The department is, at least rhetorically, showing signs that it's committed to acknowledging its failure as a regulator.

"What these Corinthian students have experienced is troubling, and it is why we took a series of actions in recent months to hold Corinthian accountable and put the school on the road to closure," Education Department spokeswoman Denise Horn wrote in an email to Mic. "We will review every claim to borrower's defense and continue to investigate Corinthian to help students as much as possible."

Unlike the Education Department, the CFPB technically has no power to discharge student debt. Nonetheless its role in arranging the gathering between Education Department officials and defrauded students speaks to the fresh tone of accountability that the agency, which was founded in 2011, has brought to Washington.

"Like so many other current and former Corinthian students we have heard from across the country, dreams of higher education have been turned into stories of financial despair," Chopra said in a statement. "We treat each borrower's story and complaint seriously and have taken steps to address consumer harms in the for-profit college market."

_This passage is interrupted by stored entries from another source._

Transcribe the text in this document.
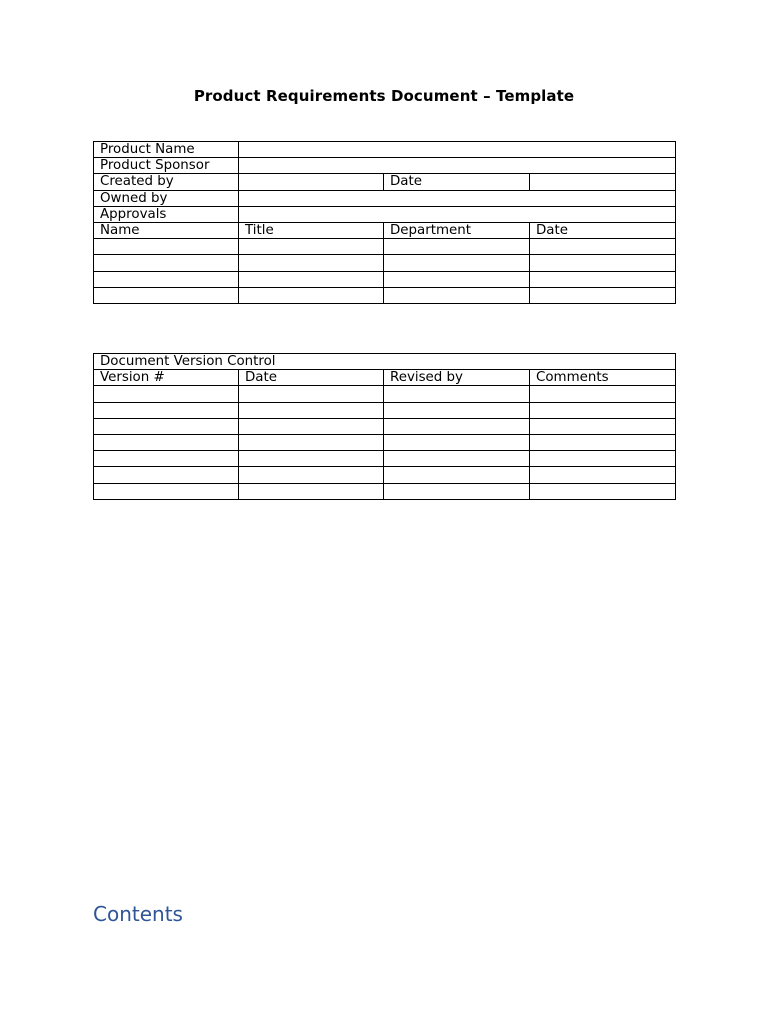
Product Requirements Document – Template
Product Name			
Product Sponsor			
Created by		Date	
Owned by			
Approvals			
Name	Title	Department	Date

Document Version Control			
Version #	Date	Revised by	Comments

Contents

For the time being, the Corinthian 100 are attempting to maintain the pressure through a multi-pronged approach. According to Taylor, they submitted 300 defense to repayment claims on behalf of Corinthian students, while simultaneously demanding a sweeping discharge of all Corinthian student loans.

Courtright expressed interest in what may come in the next 30 days as they wait for the Department of Education to make some potentially earth-shaking decisions for tens of thousands of students. She also sounded resolute about her course of action if she doesn't hear good news.

"No matter how long it takes we're not going to stop our fight until we get our loans are discharged," she said.